International judges in the case of Kenyan Vice-President William Ruto have barred the use of recanted testimony.
The decision means prior recorded witness statements cannot be used by prosecutors at the International Criminal Court (ICC) in this case.
Key witnesses in the case changed their statements, which prosecutors said was due to intimidation and bribery.
Mr Ruto, who is being tried over unrest that followed 2007 elections, denies charges of crimes against humanity.
About 1,200 people were killed in the violence.
The latest ruling overturns a previous decision by judges to allow five of the witnesses’ original statements to be included because they were convinced the witnesses had been interfered with.

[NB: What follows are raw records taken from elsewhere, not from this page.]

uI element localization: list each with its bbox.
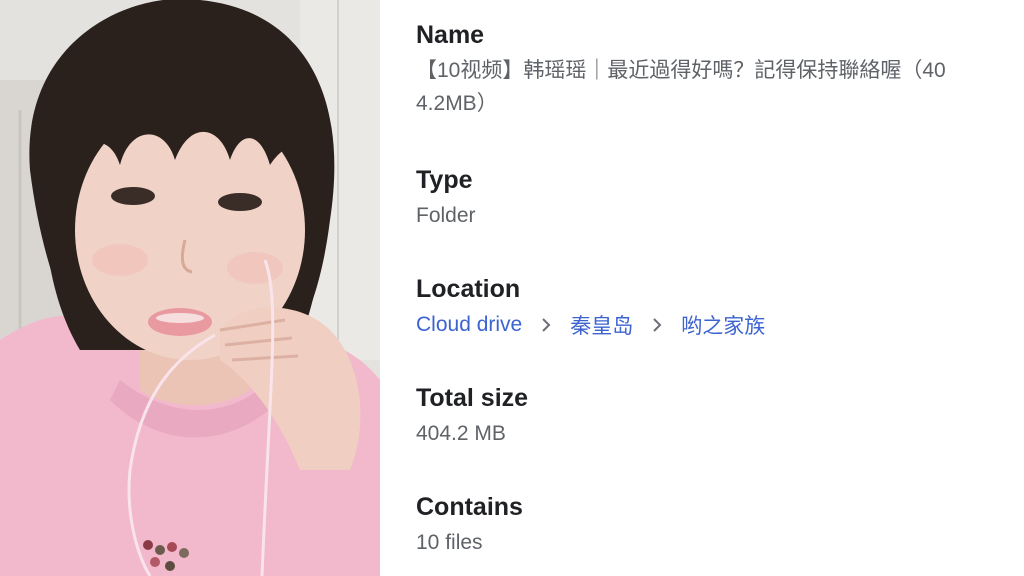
name-label: Name <box>416 21 485 49</box>
location-field: Location Cloud drive 秦皇岛 哟之家族 <box>416 274 1006 341</box>
contains-label: Contains <box>416 493 523 521</box>
contains-field: Contains 10 files <box>416 492 1006 559</box>
chevron-right-icon <box>633 313 681 336</box>
folder-details-view: Name 【10视频】韩瑶瑶｜最近過得好嗎？記得保持聯絡喔（404.2MB） T… <box>0 0 1024 576</box>
total-size-value: 404.2 MB <box>416 422 506 445</box>
type-label: Type <box>416 166 473 194</box>
chevron-right-icon <box>522 313 570 336</box>
breadcrumb-family-folder[interactable]: 哟之家族 <box>681 310 765 340</box>
folder-name: 【10视频】韩瑶瑶｜最近過得好嗎？記得保持聯絡喔（404.2MB） <box>416 59 946 115</box>
breadcrumb: Cloud drive 秦皇岛 哟之家族 <box>416 308 1006 341</box>
total-size-label: Total size <box>416 384 529 412</box>
type-value: Folder <box>416 204 476 227</box>
contains-value: 10 files <box>416 531 483 554</box>
location-label: Location <box>416 275 521 303</box>
details-panel: Name 【10视频】韩瑶瑶｜最近過得好嗎？記得保持聯絡喔（404.2MB） T… <box>416 0 1006 576</box>
breadcrumb-cloud-drive[interactable]: Cloud drive <box>416 313 522 337</box>
portrait-photo <box>0 0 380 576</box>
type-field: Type Folder <box>416 165 1006 232</box>
total-size-field: Total size 404.2 MB <box>416 383 1006 450</box>
name-field: Name 【10视频】韩瑶瑶｜最近過得好嗎？記得保持聯絡喔（404.2MB） <box>416 20 1006 120</box>
breadcrumb-qinhuangdao[interactable]: 秦皇岛 <box>570 310 633 340</box>
folder-preview-image <box>0 0 380 576</box>
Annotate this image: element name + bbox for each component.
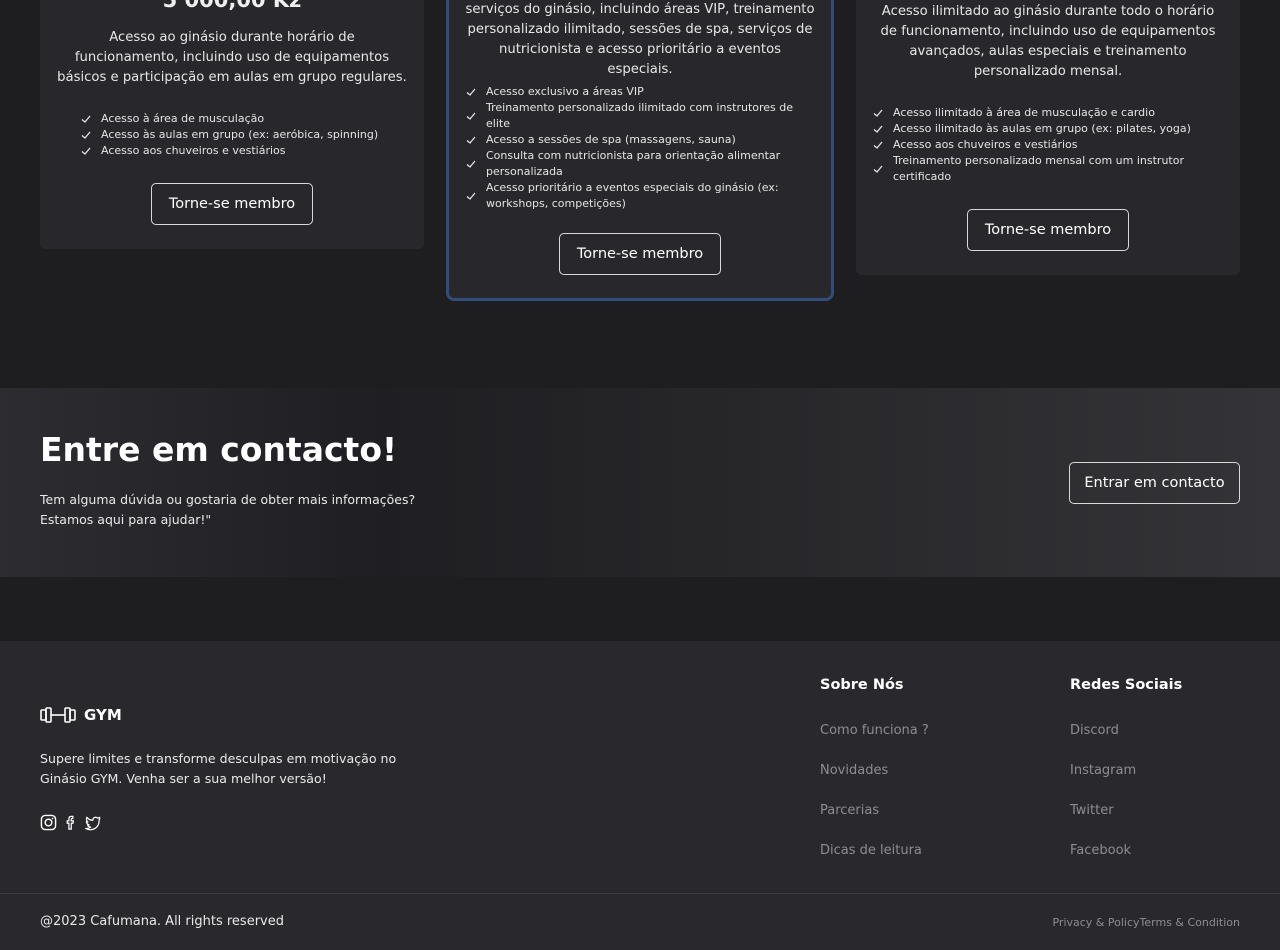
privacy-policy-link[interactable]: Privacy & Policy [1052, 916, 1139, 929]
plan-feature-list: Acesso à área de musculação Acesso às au… [80, 111, 378, 159]
contact-title: Entre em contacto! [40, 430, 398, 469]
plan-feature: Consulta com nutricionista para orientaç… [465, 148, 815, 180]
pricing-section: 5 000,00 Kz Acesso ao ginásio durante ho… [0, 0, 1280, 330]
plan-feature: Acesso às aulas em grupo (ex: aeróbica, … [80, 127, 378, 143]
footer-link-instagram[interactable]: Instagram [1070, 763, 1182, 779]
footer-link-news[interactable]: Novidades [820, 763, 929, 779]
plan-feature-text: Acesso exclusivo a áreas VIP [486, 85, 644, 98]
plan-feature: Acesso aos chuveiros e vestiários [80, 143, 378, 159]
plan-feature-text: Acesso aos chuveiros e vestiários [101, 144, 286, 157]
become-member-button[interactable]: Torne-se membro [151, 183, 313, 225]
plan-feature-text: Acesso ilimitado às aulas em grupo (ex: … [893, 122, 1191, 135]
plan-card-premium: Acesso ilimitado ao ginásio durante todo… [856, 0, 1240, 275]
plan-feature-text: Treinamento personalizado mensal com um … [893, 154, 1184, 183]
check-icon [465, 134, 479, 146]
footer-divider [0, 893, 1280, 894]
check-icon [872, 163, 886, 175]
footer-link-facebook[interactable]: Facebook [1070, 843, 1182, 859]
footer-logo[interactable]: GYM [40, 705, 122, 725]
check-icon [465, 190, 479, 202]
plan-feature-text: Acesso ilimitado à área de musculação e … [893, 106, 1155, 119]
plan-feature: Acesso prioritário a eventos especiais d… [465, 180, 815, 212]
brand-name: GYM [84, 706, 122, 724]
plan-feature: Acesso ilimitado às aulas em grupo (ex: … [872, 121, 1222, 137]
footer-about-title: Sobre Nós [820, 677, 904, 693]
check-icon [465, 158, 479, 170]
footer-about-column: Sobre Nós Como funciona ? Novidades Parc… [820, 677, 929, 883]
plan-feature-text: Acesso aos chuveiros e vestiários [893, 138, 1078, 151]
footer-tagline: Supere limites e transforme desculpas em… [40, 751, 397, 786]
check-icon [872, 107, 886, 119]
contact-subtitle: Tem alguma dúvida ou gostaria de obter m… [40, 492, 416, 527]
plan-feature-text: Consulta com nutricionista para orientaç… [486, 149, 781, 178]
plan-feature: Acesso à área de musculação [80, 111, 378, 127]
plan-card-basic: 5 000,00 Kz Acesso ao ginásio durante ho… [40, 0, 424, 249]
facebook-icon[interactable] [62, 813, 84, 831]
check-icon [80, 145, 94, 157]
dumbbell-icon [40, 707, 76, 723]
footer-link-how-it-works[interactable]: Como funciona ? [820, 723, 929, 739]
plan-description: Acesso ilimitado ao ginásio durante todo… [880, 4, 1216, 79]
plan-feature-list: Acesso exclusivo a áreas VIP Treinamento… [465, 84, 815, 212]
plan-feature: Treinamento personalizado mensal com um … [872, 153, 1222, 185]
plan-feature-text: Acesso prioritário a eventos especiais d… [486, 181, 779, 210]
plan-feature-text: Acesso a sessões de spa (massagens, saun… [486, 133, 736, 146]
twitter-icon[interactable] [84, 813, 106, 831]
footer-link-twitter[interactable]: Twitter [1070, 803, 1182, 819]
plan-feature: Acesso aos chuveiros e vestiários [872, 137, 1222, 153]
plan-feature-text: Treinamento personalizado ilimitado com … [486, 101, 794, 130]
plan-feature-text: Acesso à área de musculação [101, 112, 265, 125]
check-icon [872, 123, 886, 135]
contact-banner: Entre em contacto! Tem alguma dúvida ou … [0, 388, 1280, 577]
check-icon [80, 129, 94, 141]
footer-link-discord[interactable]: Discord [1070, 723, 1182, 739]
terms-link[interactable]: Terms & Condition [1140, 916, 1240, 929]
instagram-icon[interactable] [40, 813, 62, 831]
check-icon [465, 110, 479, 122]
check-icon [872, 139, 886, 151]
footer-link-partners[interactable]: Parcerias [820, 803, 929, 819]
footer-social-icons [40, 813, 106, 831]
plan-card-vip: serviços do ginásio, incluindo áreas VIP… [446, 0, 834, 301]
plan-description: serviços do ginásio, incluindo áreas VIP… [465, 2, 815, 77]
copyright: @2023 Cafumana. All rights reserved [40, 914, 284, 929]
plan-feature-list: Acesso ilimitado à área de musculação e … [872, 105, 1222, 185]
plan-price: 5 000,00 Kz [162, 0, 302, 12]
become-member-button[interactable]: Torne-se membro [559, 233, 721, 275]
footer-social-title: Redes Sociais [1070, 677, 1183, 693]
plan-feature-text: Acesso às aulas em grupo (ex: aeróbica, … [101, 128, 379, 141]
footer-social-column: Redes Sociais Discord Instagram Twitter … [1070, 677, 1182, 883]
legal-links: Privacy & Policy Terms & Condition [1052, 916, 1240, 929]
footer: GYM Supere limites e transforme desculpa… [0, 641, 1280, 950]
contact-button[interactable]: Entrar em contacto [1069, 462, 1240, 504]
plan-feature: Acesso ilimitado à área de musculação e … [872, 105, 1222, 121]
plan-description: Acesso ao ginásio durante horário de fun… [57, 30, 407, 85]
check-icon [465, 86, 479, 98]
plan-feature: Acesso exclusivo a áreas VIP [465, 84, 815, 100]
check-icon [80, 113, 94, 125]
footer-link-reading-tips[interactable]: Dicas de leitura [820, 843, 929, 859]
plan-feature: Acesso a sessões de spa (massagens, saun… [465, 132, 815, 148]
become-member-button[interactable]: Torne-se membro [967, 209, 1129, 251]
plan-feature: Treinamento personalizado ilimitado com … [465, 100, 815, 132]
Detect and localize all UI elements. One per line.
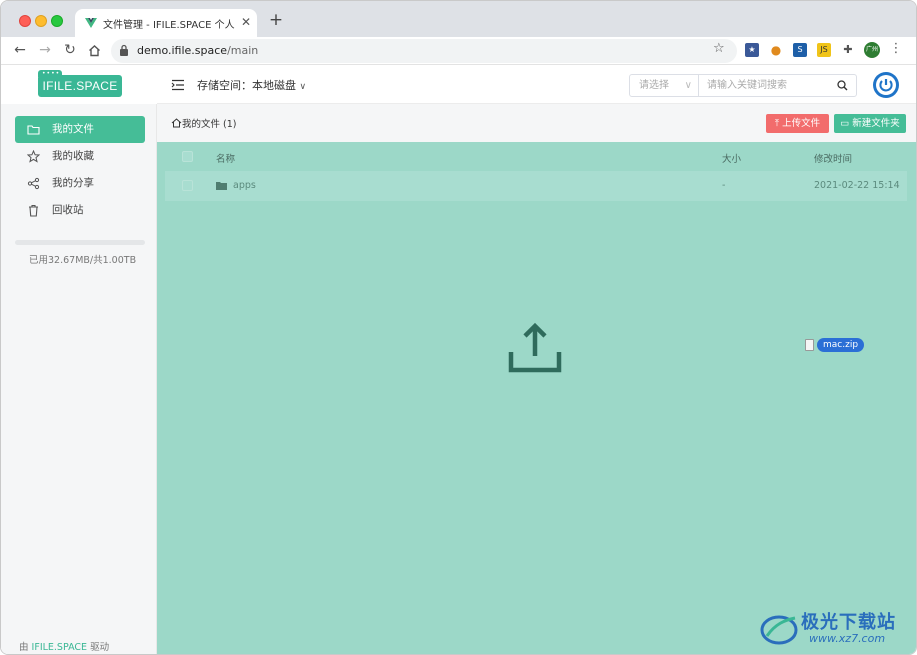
extension-star-icon[interactable]: ★ [745,43,759,57]
upload-drop-overlay[interactable]: 名称 大小 修改时间 apps - 2021-02-22 15:14 mac.z… [157,142,916,654]
extension-js-icon[interactable]: JS [817,43,831,57]
sidebar-item-label: 我的分享 [52,177,94,189]
url-path: /main [227,44,259,57]
upload-icon: ⤒ [774,118,780,129]
home-icon[interactable] [85,41,103,59]
main-panel: 存储空间：本地磁盘 ∨ 请选择 ∨ 请输入关键词搜索 我的文件 (1) ⤒ 上传… [157,66,916,654]
search-input[interactable]: 请输入关键词搜索 [698,74,857,97]
row-checkbox[interactable] [182,180,193,191]
breadcrumb-label: 我的文件 (1) [182,119,237,130]
upload-arrow-icon [508,322,562,373]
folder-icon: ▭ [840,118,850,129]
app-root: IFILE.SPACE •••• 我的文件 我的收藏 我的分享 回收站 已用32… [1,66,916,654]
back-icon[interactable]: ← [11,41,29,59]
share-icon [27,177,40,190]
browser-toolbar: ← → ↻ demo.ifile.space/main ☆ ★ ● S JS ✚… [1,37,916,65]
file-icon [805,339,814,351]
sidebar-menu: 我的文件 我的收藏 我的分享 回收站 [15,116,145,224]
table-row[interactable]: apps - 2021-02-22 15:14 [165,171,907,201]
home-icon [171,118,182,128]
extension-cookie-icon[interactable]: ● [769,43,783,57]
close-window-button[interactable] [19,15,31,27]
vue-logo-icon [85,18,97,28]
forward-icon[interactable]: → [36,41,54,59]
sidebar-item-label: 回收站 [52,204,84,216]
logo[interactable]: IFILE.SPACE [38,75,122,97]
column-size[interactable]: 大小 [722,151,741,165]
storage-label: 存储空间： [197,79,252,92]
file-time: 2021-02-22 15:14 [814,180,900,191]
file-name[interactable]: apps [233,180,256,191]
sidebar-item-favorites[interactable]: 我的收藏 [15,143,145,170]
sidebar: IFILE.SPACE •••• 我的文件 我的收藏 我的分享 回收站 已用32… [1,66,157,654]
browser-menu-icon[interactable]: ⋮ [889,41,903,56]
minimize-window-button[interactable] [35,15,47,27]
table-header: 名称 大小 修改时间 [165,142,907,171]
new-tab-button[interactable]: + [267,11,285,29]
select-all-checkbox[interactable] [182,151,193,162]
column-name[interactable]: 名称 [216,151,235,165]
bookmark-star-icon[interactable]: ☆ [713,41,725,56]
column-time[interactable]: 修改时间 [814,151,852,165]
url-host: demo.ifile.space [137,44,228,57]
sidebar-item-my-files[interactable]: 我的文件 [15,116,145,143]
logo-area: IFILE.SPACE •••• [1,66,157,104]
watermark-url: www.xz7.com [809,632,886,645]
star-icon [27,150,40,163]
collapse-menu-icon[interactable] [171,79,185,91]
reload-icon[interactable]: ↻ [61,41,79,59]
new-folder-button-label: 新建文件夹 [852,118,900,129]
tab-strip: 文件管理 - IFILE.SPACE 个人云 ✕ + [1,1,916,37]
new-folder-button[interactable]: ▭ 新建文件夹 [834,114,906,133]
folder-icon [27,125,40,135]
url-text: demo.ifile.space/main [137,44,258,57]
browser-window: 文件管理 - IFILE.SPACE 个人云 ✕ + ← → ↻ demo.if… [0,0,917,655]
upload-button-label: 上传文件 [782,118,821,129]
trash-icon [29,204,38,217]
watermark-logo-icon [760,615,798,645]
search-placeholder: 请输入关键词搜索 [707,80,787,91]
footer-prefix: 由 [19,642,29,653]
content-toolbar: 我的文件 (1) ⤒ 上传文件 ▭ 新建文件夹 [157,104,916,142]
maximize-window-button[interactable] [51,15,63,27]
file-size: - [722,180,726,191]
sidebar-item-label: 我的文件 [52,123,94,135]
storage-selector[interactable]: 存储空间：本地磁盘 ∨ [197,77,306,93]
profile-avatar[interactable]: 广州 [864,42,880,58]
lock-icon [120,44,128,56]
sidebar-item-label: 我的收藏 [52,150,94,162]
sidebar-item-shares[interactable]: 我的分享 [15,170,145,197]
extension-s-icon[interactable]: S [793,43,807,57]
dragging-file-name: mac.zip [817,338,865,352]
storage-value: 本地磁盘 [252,79,296,92]
sidebar-item-trash[interactable]: 回收站 [15,197,145,224]
footer-powered-by: 由 IFILE.SPACE 驱动 [19,639,109,653]
upload-file-button[interactable]: ⤒ 上传文件 [766,114,829,133]
storage-progress-bar [15,240,145,245]
search-type-select[interactable]: 请选择 ∨ [629,74,699,97]
watermark: 极光下载站 www.xz7.com [759,606,914,651]
footer-brand-link[interactable]: IFILE.SPACE [32,642,88,653]
chevron-down-icon: ∨ [299,82,307,92]
extensions-puzzle-icon[interactable]: ✚ [841,43,855,57]
select-placeholder: 请选择 [639,80,669,91]
browser-tab[interactable]: 文件管理 - IFILE.SPACE 个人云 ✕ [75,9,257,37]
power-icon[interactable] [872,71,900,99]
tab-title: 文件管理 - IFILE.SPACE 个人云 [103,20,235,31]
footer-suffix: 驱动 [90,642,110,653]
chevron-down-icon: ∨ [684,80,692,91]
top-bar: 存储空间：本地磁盘 ∨ 请选择 ∨ 请输入关键词搜索 [157,66,916,104]
close-tab-icon[interactable]: ✕ [239,14,253,30]
logo-dots: •••• [42,70,61,77]
breadcrumb[interactable]: 我的文件 (1) [171,116,236,130]
folder-icon [216,182,227,190]
search-icon[interactable] [837,80,848,91]
address-bar[interactable]: demo.ifile.space/main ☆ [111,39,737,63]
storage-usage-text: 已用32.67MB/共1.00TB [29,255,137,266]
watermark-text: 极光下载站 [801,612,896,633]
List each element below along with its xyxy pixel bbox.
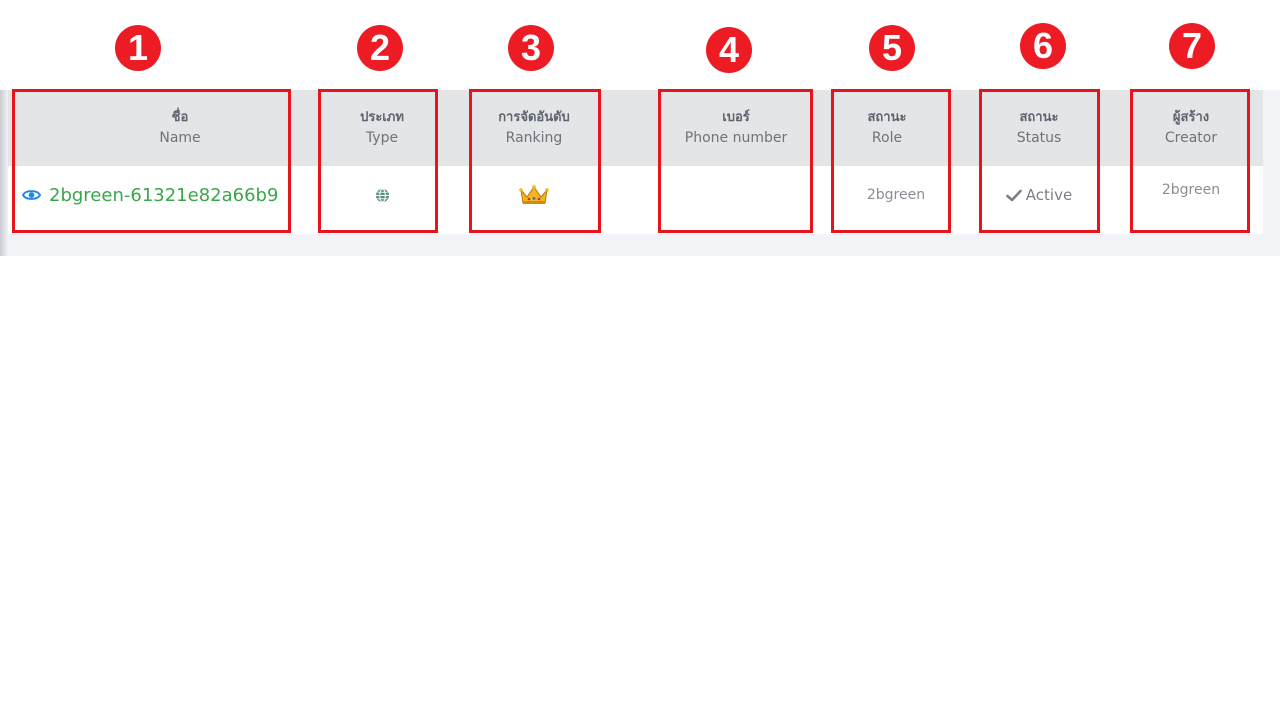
annotation-marker-3: 3 <box>508 25 554 71</box>
annotation-marker-2: 2 <box>357 25 403 71</box>
highlight-box-name <box>12 89 291 233</box>
highlight-box-creator <box>1130 89 1250 233</box>
highlight-box-status <box>979 89 1100 233</box>
annotation-marker-5: 5 <box>869 25 915 71</box>
highlight-box-phone <box>658 89 813 233</box>
highlight-box-ranking <box>469 89 601 233</box>
screenshot-stage: ชื่อ Name ประเภท Type การจัดอันดับ Ranki… <box>0 0 1280 720</box>
highlight-box-role <box>831 89 951 233</box>
annotation-marker-6: 6 <box>1020 23 1066 69</box>
highlight-box-type <box>318 89 438 233</box>
annotation-marker-1: 1 <box>115 25 161 71</box>
annotation-marker-4: 4 <box>706 27 752 73</box>
annotation-marker-7: 7 <box>1169 23 1215 69</box>
sidebar-shadow <box>0 90 8 256</box>
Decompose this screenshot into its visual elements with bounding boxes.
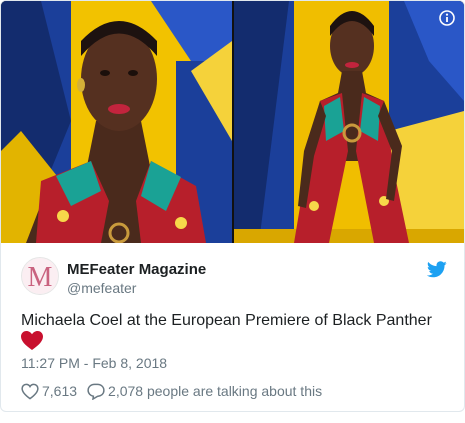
avatar-logo: M	[22, 258, 58, 294]
svg-text:M: M	[28, 262, 53, 293]
heart-outline-icon	[21, 383, 39, 400]
tweet-header: M MEFeater Magazine @mefeater	[21, 255, 449, 299]
photo-full-body-image	[234, 1, 464, 243]
conversation-link[interactable]: 2,078 people are talking about this	[87, 383, 322, 400]
info-icon[interactable]	[439, 10, 455, 26]
reply-bubble-icon	[87, 383, 105, 400]
photo-full-body[interactable]	[234, 1, 464, 243]
twitter-bird-icon[interactable]	[426, 261, 447, 278]
avatar[interactable]: M	[21, 257, 59, 295]
red-heart-emoji-icon	[21, 331, 43, 351]
conversation-count: 2,078 people are talking about this	[108, 383, 323, 399]
tweet-text: Michaela Coel at the European Premiere o…	[21, 312, 432, 329]
like-button[interactable]: 7,613	[21, 383, 87, 400]
photo-portrait-image	[1, 1, 232, 243]
tweet-media[interactable]	[1, 1, 464, 243]
author-name[interactable]: MEFeater Magazine	[67, 261, 206, 278]
like-count: 7,613	[42, 383, 78, 399]
tweet-card[interactable]: M MEFeater Magazine @mefeater Michaela C…	[0, 0, 465, 412]
tweet-timestamp[interactable]: 11:27 PM - Feb 8, 2018	[21, 355, 167, 371]
photo-portrait[interactable]	[1, 1, 232, 243]
tweet-actions: 7,613 2,078 people are talking about thi…	[21, 381, 322, 401]
author-handle[interactable]: @mefeater	[67, 280, 136, 296]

Analysis – Anna Holligan, BBC News, The Hague
Whichever way you look at it, this is a blow to the prosecution. It means they have lost evidence from five key witnesses.
However, the precise impact is hard to judge because so many of these hearings have been held in private session.
It partly depends on what else the prosecution has. If the prosecution doesn’t have sufficient evidence this could go the same way as the case against President Uhuru Kenyatta and the charges may be thrown out of court.
The ICC is already considering a motion of no case to answer from Mr Ruto’s lawyers.
That argument was heard in January and today’s decision could have a bearing on it.
This use of prior testimony falls under Rule 68 of the Rome Statute, which set up the ICC.
But William Ruto’s defence team argued this was unfair because changes to the rule were brought in after the case against him and his fellow defendant, the journalist Joshua arap Sang, had started.
“The prior-recorded testimony was delivered without an opportunity for the accused to cross-examine the witnesses,” said presiding judge Piotr Hofmanski.
Mr Sang, who is accused of using his radio show to organise attacks in the election aftermath, said the decision was “one step to our freedom”.
Mr Ruto is one of the most senior government officials to be tried by The Hague-based court since its formation more than a decade ago.
In 2014, the ICC dropped similar charges against Kenyan President Uhuru Kenyatta, alleging that witnesses had been intimidated to make them change their testimony.
Mr Ruto and Mr Kenyatta were on opposite sides of the 2007 election, but formed an alliance that won the 2013 election.
The names of key suspects involved in the violence were handed over to the ICC by former UN Secretary General Kofi Annan, who brokered a power-sharing deal in Kenya in 2008.
Mr Annan’s move came after Kenyan politicians failed to set up a tribunal for those accused of instigating the attacks.
In January 2015, a key witness for Mr Ruto was found dead in Kenya after reportedly being abducted a few days earlier.
The ICC said Meshack Yebei had been offered protection in a safe location but had returned home.
Some 600,000 people fled their homes in the 2007 conflict – the worst in Kenya since independence.